Department of Medicine, Leon H. Charney Division of Cardiology, Marc and Ruti Bell Vascular Biology and Disease Program, New York University School of Medicine, New York, New York.
Department of Genetics & Genomic Sciences, Institute of Genomics and Multiscale Biology, Icahn School of Medicine at Mount Sinai, New York, New York.
J Am Coll Cardiol. 2018 Oct 30;72(18):2181-2197. doi: 10.1016/j.jacc.2018.08.2147.
Atherosclerosis is characterized by the retention of modified lipoproteins in the arterial wall. These modified lipoproteins activate resident macrophages and the recruitment of monocyte-derived cells, which differentiate into mononuclear phagocytes that ingest the deposited lipoproteins to become "foam cells": a hallmark of this disease. In this Part 2 of a 4-part review series covering the macrophage in cardiovascular disease, we critically review the contributions and relevant pathobiology of monocytes, macrophages, and foam cells as relevant to atherosclerosis. We also review evidence that via various pathways, a failure of the resolution of inflammation is an additional key aspect of this disease process. Finally, we consider the likely role played by genomics and biological networks in controlling the macrophage phenotype in atherosclerosis. Collectively, these data provide substantial insights on the atherosclerotic process, while concurrently offering numerous molecular and genomic candidates that appear to hold great promise for selective targeting as clinical therapies.

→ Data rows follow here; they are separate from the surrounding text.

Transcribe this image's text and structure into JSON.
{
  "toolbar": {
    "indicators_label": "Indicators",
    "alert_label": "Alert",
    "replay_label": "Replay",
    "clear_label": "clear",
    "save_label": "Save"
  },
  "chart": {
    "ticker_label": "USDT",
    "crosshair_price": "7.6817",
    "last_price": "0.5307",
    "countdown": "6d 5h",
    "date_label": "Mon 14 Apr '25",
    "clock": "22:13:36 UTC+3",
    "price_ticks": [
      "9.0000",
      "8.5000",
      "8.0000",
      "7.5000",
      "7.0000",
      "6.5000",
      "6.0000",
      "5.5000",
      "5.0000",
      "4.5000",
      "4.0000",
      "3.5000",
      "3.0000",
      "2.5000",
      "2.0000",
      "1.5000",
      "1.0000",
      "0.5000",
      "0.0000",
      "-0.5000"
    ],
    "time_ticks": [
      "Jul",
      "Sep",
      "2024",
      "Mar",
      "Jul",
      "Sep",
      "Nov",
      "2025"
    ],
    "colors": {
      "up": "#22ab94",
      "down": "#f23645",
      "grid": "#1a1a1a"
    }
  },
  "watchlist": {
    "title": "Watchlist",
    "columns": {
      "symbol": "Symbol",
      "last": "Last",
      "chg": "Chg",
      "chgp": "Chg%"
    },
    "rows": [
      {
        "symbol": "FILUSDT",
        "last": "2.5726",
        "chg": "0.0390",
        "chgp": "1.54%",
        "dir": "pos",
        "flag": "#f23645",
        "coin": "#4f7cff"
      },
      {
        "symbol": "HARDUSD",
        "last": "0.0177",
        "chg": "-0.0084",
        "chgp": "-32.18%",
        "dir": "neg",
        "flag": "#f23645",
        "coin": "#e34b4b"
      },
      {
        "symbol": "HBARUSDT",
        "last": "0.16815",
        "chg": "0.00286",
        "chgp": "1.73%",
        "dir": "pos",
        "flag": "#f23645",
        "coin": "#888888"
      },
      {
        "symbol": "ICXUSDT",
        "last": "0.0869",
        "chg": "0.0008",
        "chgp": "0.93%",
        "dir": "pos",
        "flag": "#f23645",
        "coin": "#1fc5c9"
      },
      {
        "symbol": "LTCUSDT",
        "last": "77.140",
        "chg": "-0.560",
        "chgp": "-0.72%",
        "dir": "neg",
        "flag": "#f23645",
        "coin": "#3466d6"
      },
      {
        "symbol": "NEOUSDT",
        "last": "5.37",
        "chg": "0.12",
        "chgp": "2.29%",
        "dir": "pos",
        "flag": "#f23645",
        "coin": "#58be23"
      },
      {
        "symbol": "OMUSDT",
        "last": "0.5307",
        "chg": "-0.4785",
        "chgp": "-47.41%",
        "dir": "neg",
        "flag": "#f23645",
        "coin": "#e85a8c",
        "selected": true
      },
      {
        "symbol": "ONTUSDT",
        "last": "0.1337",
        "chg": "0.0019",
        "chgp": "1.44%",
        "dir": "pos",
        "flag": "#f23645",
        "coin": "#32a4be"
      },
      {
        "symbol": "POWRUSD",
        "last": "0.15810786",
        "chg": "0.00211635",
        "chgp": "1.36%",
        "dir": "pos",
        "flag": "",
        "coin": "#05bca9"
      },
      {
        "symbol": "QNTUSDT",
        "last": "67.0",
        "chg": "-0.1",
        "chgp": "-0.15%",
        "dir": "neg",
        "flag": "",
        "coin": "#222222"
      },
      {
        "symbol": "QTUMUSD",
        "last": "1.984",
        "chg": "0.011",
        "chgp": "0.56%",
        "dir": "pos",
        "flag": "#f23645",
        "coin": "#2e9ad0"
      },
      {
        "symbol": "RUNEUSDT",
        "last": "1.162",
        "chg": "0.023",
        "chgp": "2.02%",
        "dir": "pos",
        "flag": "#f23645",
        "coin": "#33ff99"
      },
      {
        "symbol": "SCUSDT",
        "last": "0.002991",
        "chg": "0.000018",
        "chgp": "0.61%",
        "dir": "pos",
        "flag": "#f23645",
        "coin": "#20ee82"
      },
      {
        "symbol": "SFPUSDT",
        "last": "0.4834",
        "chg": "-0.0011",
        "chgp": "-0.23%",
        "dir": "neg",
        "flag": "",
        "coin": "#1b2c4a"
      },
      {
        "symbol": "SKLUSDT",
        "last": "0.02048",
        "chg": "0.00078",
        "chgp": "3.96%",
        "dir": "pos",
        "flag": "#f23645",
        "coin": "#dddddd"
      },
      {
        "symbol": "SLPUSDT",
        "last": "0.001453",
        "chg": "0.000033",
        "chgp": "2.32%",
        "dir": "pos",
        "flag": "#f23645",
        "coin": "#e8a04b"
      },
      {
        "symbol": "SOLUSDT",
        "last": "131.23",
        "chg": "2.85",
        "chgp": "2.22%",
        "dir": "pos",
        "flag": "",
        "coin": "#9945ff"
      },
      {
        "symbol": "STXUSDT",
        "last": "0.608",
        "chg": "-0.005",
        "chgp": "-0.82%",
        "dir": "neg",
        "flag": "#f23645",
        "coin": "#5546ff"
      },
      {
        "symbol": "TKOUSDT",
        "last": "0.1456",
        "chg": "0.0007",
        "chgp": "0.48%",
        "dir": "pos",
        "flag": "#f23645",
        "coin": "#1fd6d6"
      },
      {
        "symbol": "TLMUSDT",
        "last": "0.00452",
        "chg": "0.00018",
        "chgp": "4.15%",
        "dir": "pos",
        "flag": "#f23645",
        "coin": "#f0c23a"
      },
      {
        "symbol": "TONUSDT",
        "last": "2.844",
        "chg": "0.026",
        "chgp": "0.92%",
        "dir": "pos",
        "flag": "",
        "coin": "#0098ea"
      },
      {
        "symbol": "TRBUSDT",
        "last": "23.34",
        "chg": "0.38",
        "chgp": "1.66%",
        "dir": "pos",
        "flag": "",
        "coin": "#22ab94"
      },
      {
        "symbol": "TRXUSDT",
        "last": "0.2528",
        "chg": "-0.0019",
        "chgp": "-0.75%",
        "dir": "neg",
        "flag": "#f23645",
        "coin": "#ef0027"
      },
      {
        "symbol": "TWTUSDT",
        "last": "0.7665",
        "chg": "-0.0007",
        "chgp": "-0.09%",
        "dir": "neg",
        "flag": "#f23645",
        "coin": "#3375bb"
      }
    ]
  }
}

动脉粥样硬化的特征是修饰后的脂蛋白在动脉壁中的蓄积。这些修饰后的脂蛋白激活了常驻巨噬细胞和单核细胞衍生细胞的募集,这些细胞分化为单核吞噬细胞,吞噬沉积的脂蛋白,成为“泡沫细胞”:这种疾病的一个标志。在涵盖心血管疾病中巨噬细胞的 4 部分综述系列的第 2 部分中,我们批判性地回顾了单核细胞、巨噬细胞和泡沫细胞的贡献及其相关病理生理学,这些与动脉粥样硬化有关。我们还回顾了证据表明,通过各种途径,炎症的消退失败是该疾病过程的另一个关键方面。最后,我们考虑了基因组学和生物网络在控制动脉粥样硬化中巨噬细胞表型方面可能发挥的作用。总的来说,这些数据为动脉粥样硬化过程提供了大量的见解,同时提供了许多分子和基因组候选物,这些候选物似乎为作为临床治疗的选择性靶向提供了巨大的希望。